Vous trouverez dans le blog « Ecrits mystiques » en cliquant ici une analyse du texte de Maître Eckhart.
Qu’un compositeur contemporain se sente inspiré par un texte médiéval de cette nature n’a pas de quoi nous étonner. Il vibre naturellement en harmonie avec les aspirations contemporaines à la recherche d’une expérience que l’on nomme spirituelle ou même mystique, mais en dehors de toute religion établie ou de tout dogme défini. Cette expérience passe par la sensibilité et l’émotion plus que par l’analyse ou la raison. C’est exactement la fonction de la musique de Pascal Dusapin : nous plonger dans un univers sonore qui cherche à traduire, par des moyens qui ne sont pas ceux des mots, la nature de ce que le compositeur poursuit dans sa quête.
Le compositeur
Pascal Dusapin, né en 1955, est l’auteur d’une œuvre abondante dans des domaines très variés qui s’apparentent aux formes classiques telles que des quatuors à cordes, des concertos ou même des opéras (Roméo et Juliette en 1985/88 ou Penthésilea en 2015).
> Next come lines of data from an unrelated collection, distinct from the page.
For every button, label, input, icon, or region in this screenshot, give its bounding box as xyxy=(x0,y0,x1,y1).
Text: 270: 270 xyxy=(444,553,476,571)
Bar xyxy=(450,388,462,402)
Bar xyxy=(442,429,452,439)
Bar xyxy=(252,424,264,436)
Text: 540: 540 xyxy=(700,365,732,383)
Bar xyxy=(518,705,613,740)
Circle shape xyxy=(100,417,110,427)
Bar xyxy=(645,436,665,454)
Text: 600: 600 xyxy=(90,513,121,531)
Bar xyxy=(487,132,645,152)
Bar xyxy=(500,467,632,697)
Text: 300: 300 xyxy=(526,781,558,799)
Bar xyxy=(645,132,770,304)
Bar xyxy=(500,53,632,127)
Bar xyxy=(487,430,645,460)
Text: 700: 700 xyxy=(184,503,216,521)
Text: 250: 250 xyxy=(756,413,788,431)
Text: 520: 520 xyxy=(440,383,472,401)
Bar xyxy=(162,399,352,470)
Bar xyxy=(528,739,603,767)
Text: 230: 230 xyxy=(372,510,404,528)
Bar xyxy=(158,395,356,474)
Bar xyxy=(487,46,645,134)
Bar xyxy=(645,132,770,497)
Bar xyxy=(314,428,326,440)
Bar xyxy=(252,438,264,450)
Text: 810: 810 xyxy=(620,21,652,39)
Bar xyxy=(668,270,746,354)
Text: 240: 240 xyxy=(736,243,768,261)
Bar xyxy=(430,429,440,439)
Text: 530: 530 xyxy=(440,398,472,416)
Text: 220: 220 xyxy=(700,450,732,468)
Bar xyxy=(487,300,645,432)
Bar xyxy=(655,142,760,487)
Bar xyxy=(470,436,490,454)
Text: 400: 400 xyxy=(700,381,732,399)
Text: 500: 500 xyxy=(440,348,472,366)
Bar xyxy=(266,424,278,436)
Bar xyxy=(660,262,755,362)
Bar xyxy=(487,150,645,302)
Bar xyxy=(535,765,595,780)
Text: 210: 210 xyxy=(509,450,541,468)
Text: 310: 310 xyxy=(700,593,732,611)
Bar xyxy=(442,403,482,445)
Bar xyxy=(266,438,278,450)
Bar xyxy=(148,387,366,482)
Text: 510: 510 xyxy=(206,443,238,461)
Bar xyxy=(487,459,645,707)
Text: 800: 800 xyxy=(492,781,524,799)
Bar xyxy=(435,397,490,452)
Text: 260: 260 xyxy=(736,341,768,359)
Sa musique reflète clairement les tendances de notre temps en matière de composition musicale : fractures de densités dans les timbres, ruptures des continuités mélodiques, variété et oppositions de langages (chromatismes, micro-intervalles…) mais aussi intégration de la consonance, ce qui est le cas de l’œuvre qui nous occupe, la musique est ici plus familière à nos oreilles.
L’œuvre « GRANUM SINAPIS »
Nous écouterons le n° 6 de cette œuvre pour chœur, composée de 1992 à 1997 : ce long temps de maturation montre l’importance que le texte de Maître Eckhart a eue dans la recherche de Dusapin.
Qu’est-ce qui a séduit le compositeur dans ce texte qui cherche à évoquer la recherche du sens de toutes choses qui habite le théologien ? Certainement le jeu des antithèses par lesquelles l’indicible cherche malgré tout à se dire : lumière/ténèbres, début/fin…
Voici le texte du n° 6, en vieil allemand avec sa traduction :
Us licht, us clâr C’est lumière, c’est clarté
Us winster gâr, c’est la ténèbre,
Us unbenant, c’est innommé,
Us unbekant, c’est ignoré,
Beginnes und ouch endes vrî libéré du début ainsi que de la fin,
us stille stât, Cela gît paisiblement,
blôs âne wât. Tout nu, sans vêtement.
Wer weiz sîn hûs ? Qui connaît sa maison ?
Der gê her ûz ah ! Qu’il en sorte !
Und sage uns, welich sîn forme sî. Et nous dise sa forme.
Cette musique est essentiellement faite de recueillement, de lenteur, écrite dans une dynamique (rapports fort/doux) plutôt retenue – les nuances sont dominées par le piano ou le mezzo-forte – une musique presque consonante mais qui procède par glissements d’accords les uns sur les autres, une musique qui n’est pas sans évoquer ici ou là le plain-chant liturgique. Discrètement le compositeur nous alerte par ces simples moyens : attention, cette musique demande une écoute attentive et accueillante pour qu’à son tour elle fasse résonner le texte de Maître Eckhart au cœur de l’auditeur comme elle a résonné dans celui du compositeur.